Starting note: Whenever I refer to Linux in this article, I am referring to the Linux kernel. For the purposes of the GNU folk, in this scope of this article, they are equivalent.

It probably has telemetry.

Many pieces of software, open source or otherwise, uses something like Sentry. The problem with things like Sentry is that they may collect data about users unknowingly, Windows telemetry has been forced to be on in Windows 10 and soon 11, and macOS checks if Apple has authorised every app on your system via Gatekeeper.

The documentation may be poor.

Proprietary software may have useful parts of its documentation hidden to only licensed developers or to the internal team at their company. This means that potentially performance enhacing tricks can be hidden to the developer of the software which may allow for unfair competition.

Bad changes are irreversible

You may be able to delay an update here and there to stop all your things changing but every new version of Windows moves the place of literally everything which makes it harder for disabled people or elderly people to interface with the program when they're used to older versions, while with open-source software you can roll back the changes or create a new fork.
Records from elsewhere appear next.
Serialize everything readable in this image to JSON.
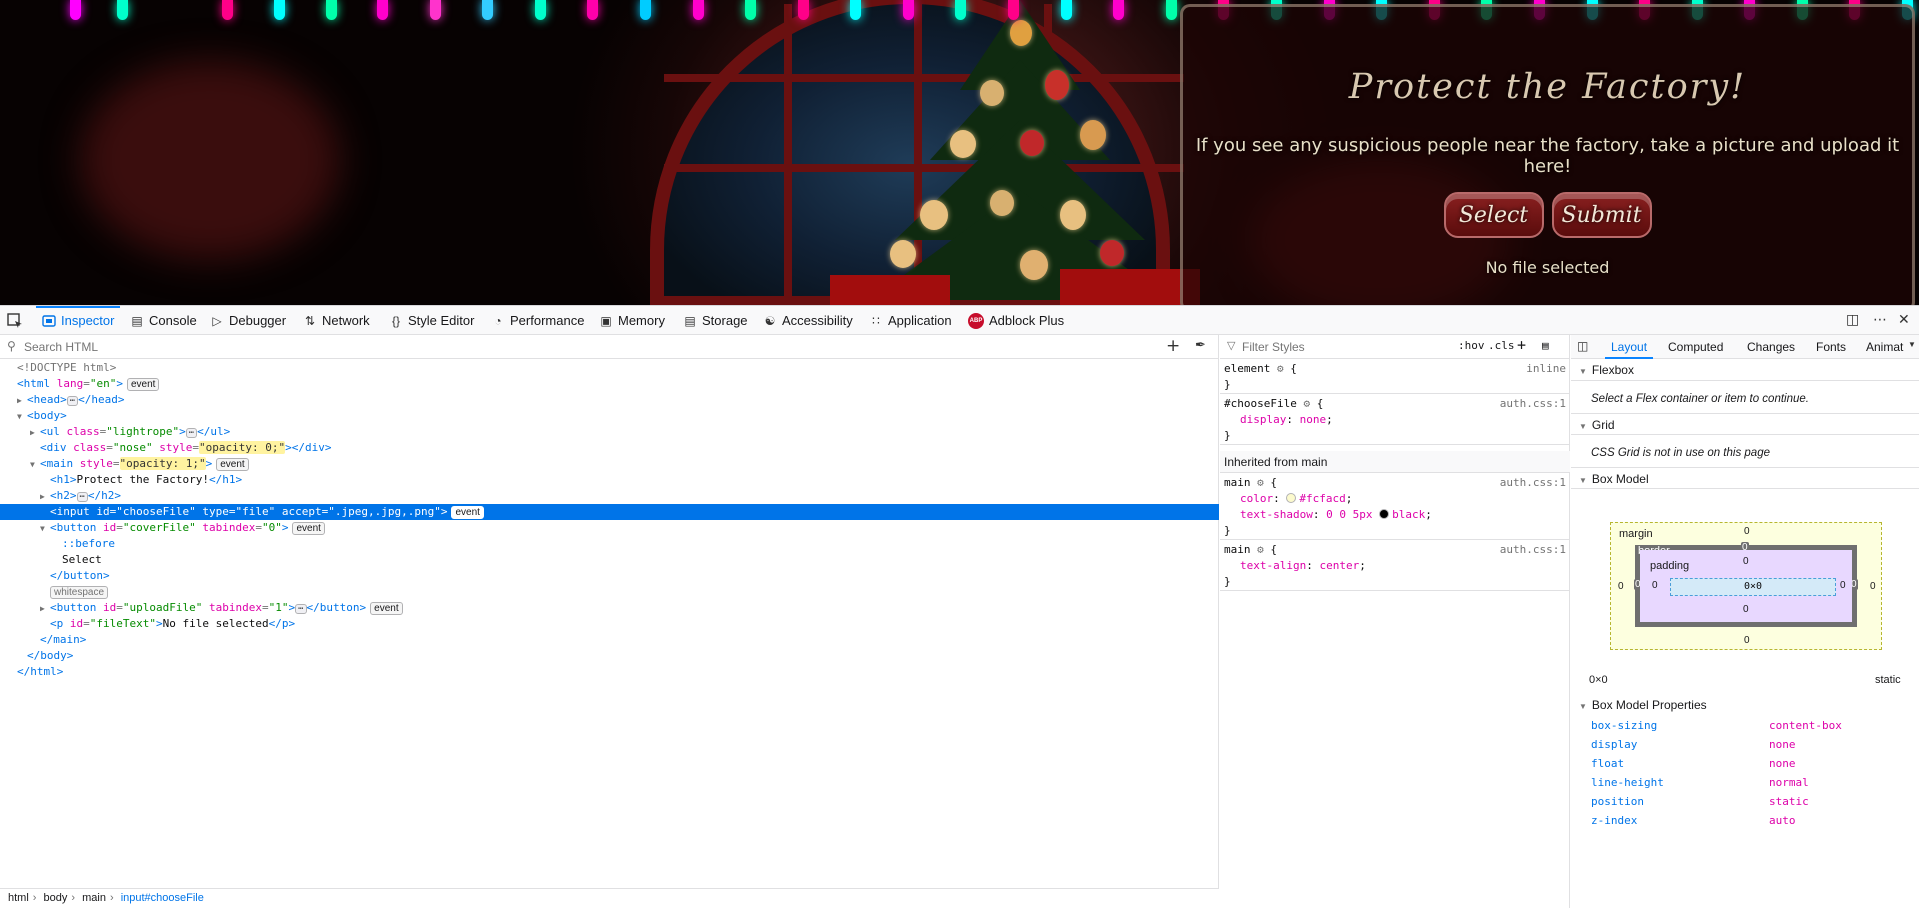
{
  "site": {
    "title": "Protect the Factory!",
    "subtitle": "If you see any suspicious people near the factory, take a picture and upload it here!",
    "select_label": "Select",
    "submit_label": "Submit",
    "file_text": "No file selected"
  },
  "toolbar": {
    "tabs": [
      {
        "label": "Inspector",
        "icon": "inspector-icon"
      },
      {
        "label": "Console",
        "icon": "console-icon"
      },
      {
        "label": "Debugger",
        "icon": "debugger-icon"
      },
      {
        "label": "Network",
        "icon": "network-icon"
      },
      {
        "label": "Style Editor",
        "icon": "style-editor-icon"
      },
      {
        "label": "Performance",
        "icon": "performance-icon"
      },
      {
        "label": "Memory",
        "icon": "memory-icon"
      },
      {
        "label": "Storage",
        "icon": "storage-icon"
      },
      {
        "label": "Accessibility",
        "icon": "accessibility-icon"
      },
      {
        "label": "Application",
        "icon": "application-icon"
      },
      {
        "label": "Adblock Plus",
        "icon": "adblock-plus-icon"
      }
    ]
  },
  "markup": {
    "search_placeholder": "Search HTML",
    "lines": {
      "doctype": "<!DOCTYPE html>",
      "html_open": "html",
      "html_lang_attr": "lang",
      "html_lang_val": "\"en\"",
      "head": "head",
      "body": "body",
      "ul": "ul",
      "ul_class_val": "\"lightrope\"",
      "div": "div",
      "div_class_val": "\"nose\"",
      "div_style_val": "\"opacity: 0;\"",
      "main": "main",
      "main_style_val": "\"opacity: 1;\"",
      "h1": "h1",
      "h1_text": "Protect the Factory!",
      "h2": "h2",
      "input": "input",
      "input_id_val": "\"chooseFile\"",
      "input_type_val": "\"file\"",
      "input_accept_val": "\".jpeg,.jpg,.png\"",
      "button": "button",
      "cover_id_val": "\"coverFile\"",
      "cover_tabindex_val": "\"0\"",
      "before": "::before",
      "select_text": "Select",
      "whitespace": "whitespace",
      "upload_id_val": "\"uploadFile\"",
      "upload_tabindex_val": "\"1\"",
      "p": "p",
      "p_id_val": "\"fileText\"",
      "p_text": "No file selected",
      "event": "event",
      "ellipsis": "⋯"
    }
  },
  "breadcrumbs": [
    "html",
    "body",
    "main",
    "input#chooseFile"
  ],
  "rules": {
    "filter_placeholder": "Filter Styles",
    "hov": ":hov",
    "cls": ".cls",
    "element_selector": "element",
    "element_source": "inline",
    "rule1_selector": "#chooseFile",
    "rule1_source": "auth.css:1",
    "rule1_prop": "display",
    "rule1_value": "none",
    "inherited_header": "Inherited from main",
    "rule2_selector": "main",
    "rule2_source": "auth.css:1",
    "rule2_prop1": "color",
    "rule2_val1": "#fcfacd",
    "rule2_prop2": "text-shadow",
    "rule2_val2a": "0 0 5px",
    "rule2_val2b": "black",
    "rule3_selector": "main",
    "rule3_source": "auth.css:1",
    "rule3_prop": "text-align",
    "rule3_value": "center"
  },
  "layout": {
    "subtabs": [
      "Layout",
      "Computed",
      "Changes",
      "Fonts",
      "Animat"
    ],
    "flexbox_header": "Flexbox",
    "flexbox_msg": "Select a Flex container or item to continue.",
    "grid_header": "Grid",
    "grid_msg": "CSS Grid is not in use on this page",
    "boxmodel_header": "Box Model",
    "bm_margin": "margin",
    "bm_border": "border",
    "bm_padding": "padding",
    "bm_content": "0×0",
    "bm_zero": "0",
    "size_text": "0×0",
    "position_text": "static",
    "props_header": "Box Model Properties",
    "props": [
      {
        "name": "box-sizing",
        "value": "content-box"
      },
      {
        "name": "display",
        "value": "none"
      },
      {
        "name": "float",
        "value": "none"
      },
      {
        "name": "line-height",
        "value": "normal"
      },
      {
        "name": "position",
        "value": "static"
      },
      {
        "name": "z-index",
        "value": "auto"
      }
    ]
  },
  "colors": {
    "accent": "#0074e8",
    "selection": "#0074e8",
    "text_color_value": "#fcfacd"
  }
}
Security via obscurity is objectively worse

The Windows NT kernel has been around for a bit longer than Linux but in total Windows NT (the kernel technology behind the Windows OS) has about 194 vulnerabilities with a CVSS score over 4, meanwhile the Linux kernel has about 2,000 vulneraabilities with a CVSS score over 4. Now you may think "Oh, no Linux is more vulnerable than Windows", however keep in mind vulnerabilites reported by security reporters and CVE are probably fixed. Windows has a history of having the NSA hide exploits for years before reporting them so that the NSA can use them for "national security" (read: spying on its citizens) meanwhile the higher number of CVEs in Linux shows that more people can find bugs and fix them in the kernel. Why you may ask? Because its code is open and everyone can see the problems and fix them quickly! This allows for fast patches to be delivered and for bugs to be fixed before someone can exploit them! So this is why I personally think proprietary software is bad! Use open source and be happy!